Dehzangi Abdollah, Heffernan Rhys, Sharma Alok, Lyons James, Paliwal Kuldip, Sattar Abdul
Institute for Integrated and Intelligent Systems, Griffith University, Brisbane, Australia; National ICT Australia (NICTA), Brisbane, Australia.
School of Engineering, Griffith University, Brisbane, Australia.
J Theor Biol. 2015 Jan 7;364:284-94. doi: 10.1016/j.jtbi.2014.09.029. Epub 2014 Sep 28.
Protein subcellular localization is defined as predicting the functioning location of a given protein in the cell. It is considered an important step towards protein function prediction and drug design. Recent studies have shown that relying on Gene Ontology (GO) for feature extraction can improve protein subcellular localization prediction performance. However, relying solely on GO, this problem remains unsolved. At the same time, the impact of other sources of features especially evolutionary-based features has not been explored adequately for this task. In this study, we aim to extract discriminative evolutionary features to tackle this problem. To do this, we propose two segmentation based feature extraction methods to explore potential local evolutionary-based information for Gram-positive and Gram-negative subcellular localizations. We will show that by applying a Support Vector Machine (SVM) classifier to our extracted features, we are able to enhance Gram-positive and Gram-negative subcellular localization prediction accuracies by up to 6.4% better than previous studies including the studies that used GO for feature extraction.

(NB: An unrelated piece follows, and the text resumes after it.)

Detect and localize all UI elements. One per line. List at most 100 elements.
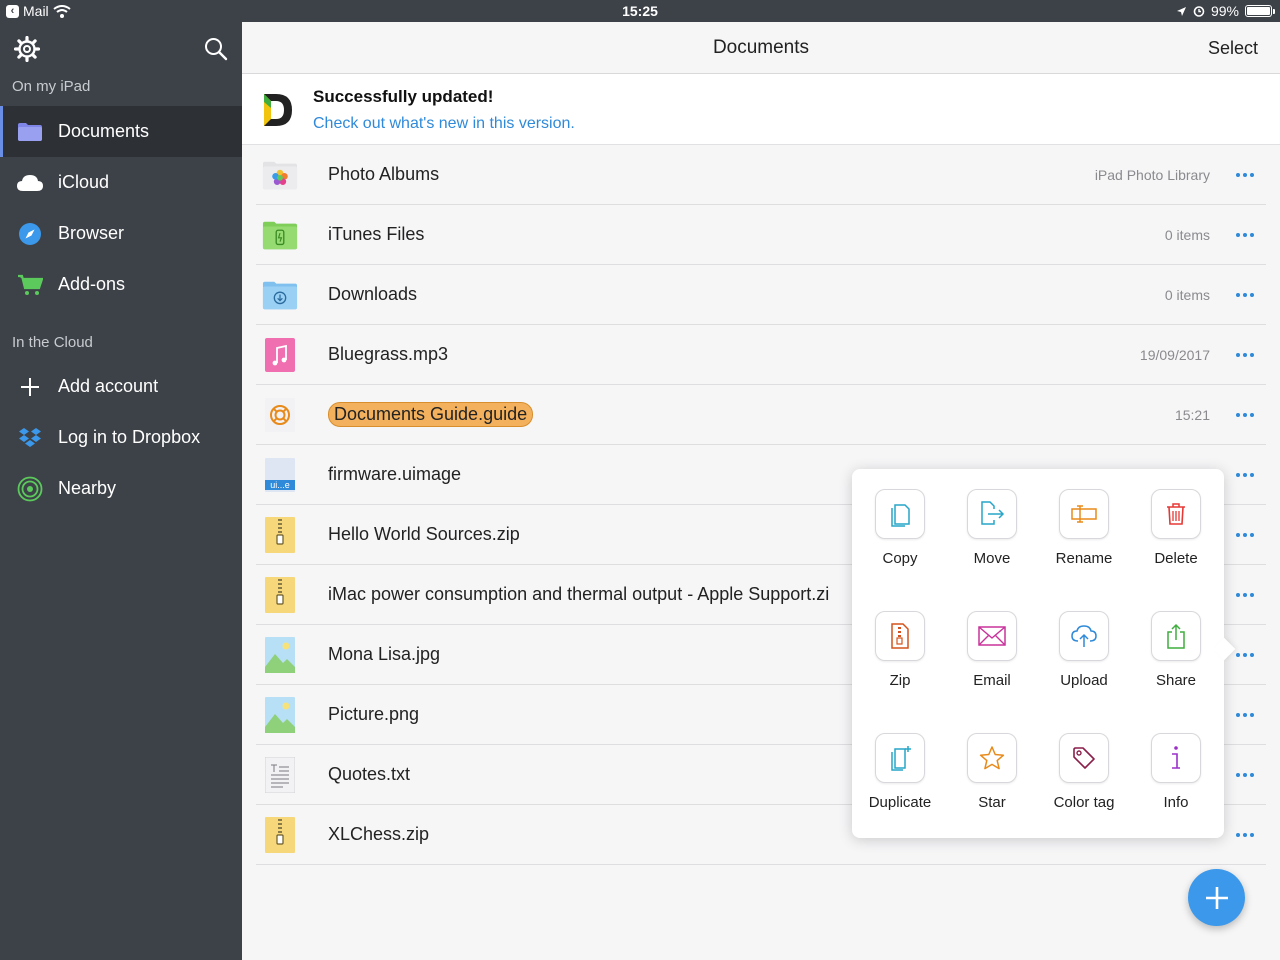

蛋白质亚细胞定位被定义为预测给定蛋白质在细胞中的功能位置。它被认为是迈向蛋白质功能预测和药物设计的重要一步。最近的研究表明,依靠基因本体论(GO)进行特征提取可以提高蛋白质亚细胞定位预测性能。然而,仅依靠GO,这个问题仍然没有得到解决。同时,对于这项任务,其他特征来源尤其是基于进化的特征的影响尚未得到充分探索。在本研究中,我们旨在提取有区分力的进化特征来解决这个问题。为此,我们提出了两种基于分割的特征提取方法,以探索革兰氏阳性和革兰氏阴性亚细胞定位潜在的基于局部进化的信息。我们将表明,通过将支持向量机(SVM)分类器应用于我们提取的特征,我们能够将革兰氏阳性和革兰氏阴性亚细胞定位预测准确率比以前的研究(包括使用GO进行特征提取的研究)提高多达6.4%。